From an interview with Professor Anthony Polonsky, the vice-president of the Institute for Polish-Jewish Studies in Oxford and of the American Association for Polish-Jewish Studies, Cambridge, Massachusetts:
During the Second World War, the Polish Home Army was suspicious of the Jewish Fighting Organization for its leftist tendencies, yet was friendlier towards the pro-Polish, conservative Jewish Military Union. Poland’s communist elites suppressed memory of the latter and celebrated the former. A quarter century after communism, has much previously obscured material become available to scholars of Polish Jewish history?
This a complex question and is the subject of an important monograph in Polish by Dariusz Libionka and Laurence Weinbaum, Bohaterowie, hochsztaplerzy, opisywacze. Wokół Zydowskiego Związku Wojskowego (Warsaw: Stowarzyszenia Centrum Badań nad Zagładą Żydów, 2011). They show that, almost from the moment the fighting stopped, the history of the Warsaw Ghetto Uprising in April and May of 1943 has been politicized and instrumentalized. They show the role of the Jewish National Committee (Żydowski Komitet Narodowy – ŻKN), an umbrella organization which included most of the Jewish political groupings in Warsaw, with the exception of the Revisionists. The ŻKN was stressed at the expense of the somewhat smaller but equally militant Jewish Military Union (Żydowski Związek Wojskowy – ŻZW) and the youth movement Betar, which had their ideological roots in the Revisionist movement led by the Russian-born Zeev (Vladimir) Jabotinsky, a strong advocate of Jewish self-defense, until his death in 1940.

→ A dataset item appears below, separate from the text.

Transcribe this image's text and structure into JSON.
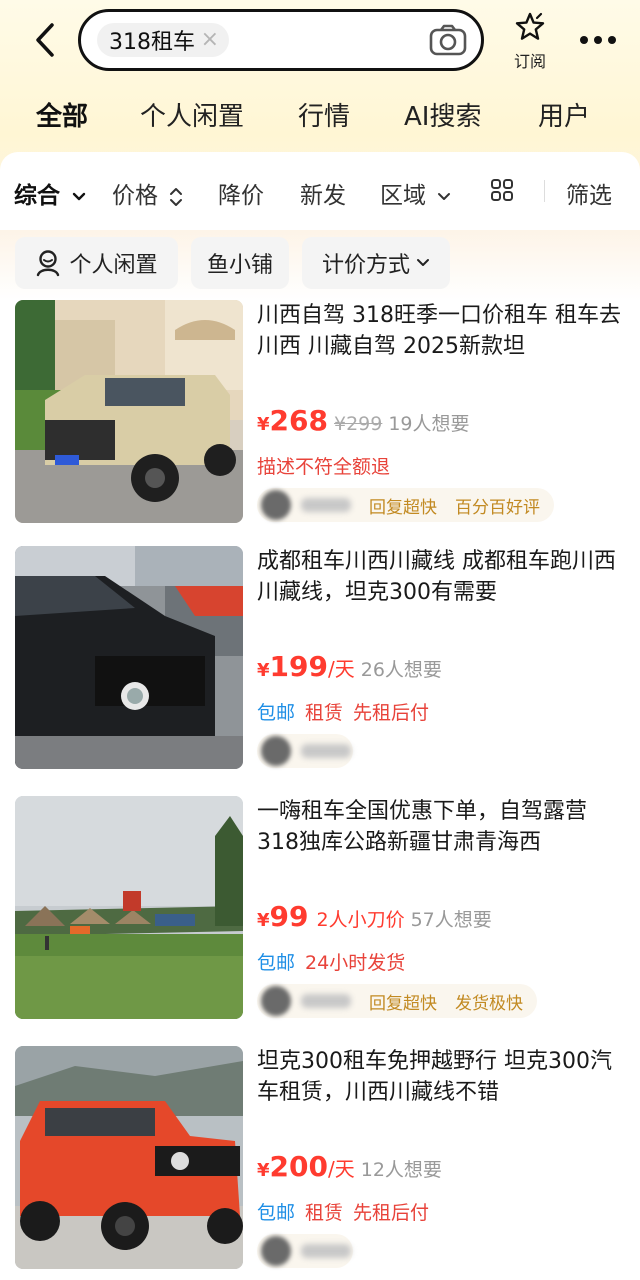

At times, too, among the revisionists in Israel and some in Poland who attempted to exaggerate their role in providing assistance to the ŻZW, history has also been falsified. The fascinating and path-breaking monograph by Libionka and Weinbaum is, in fact, two books. The first is a detailed examination of the sources to show how this process of falsification and distortion has continued in the seventy years since the uprising, while the second is an attempt to reconstruct the largely neglected history of the Jewish Military Union. I very much hope it will soon be translated into English.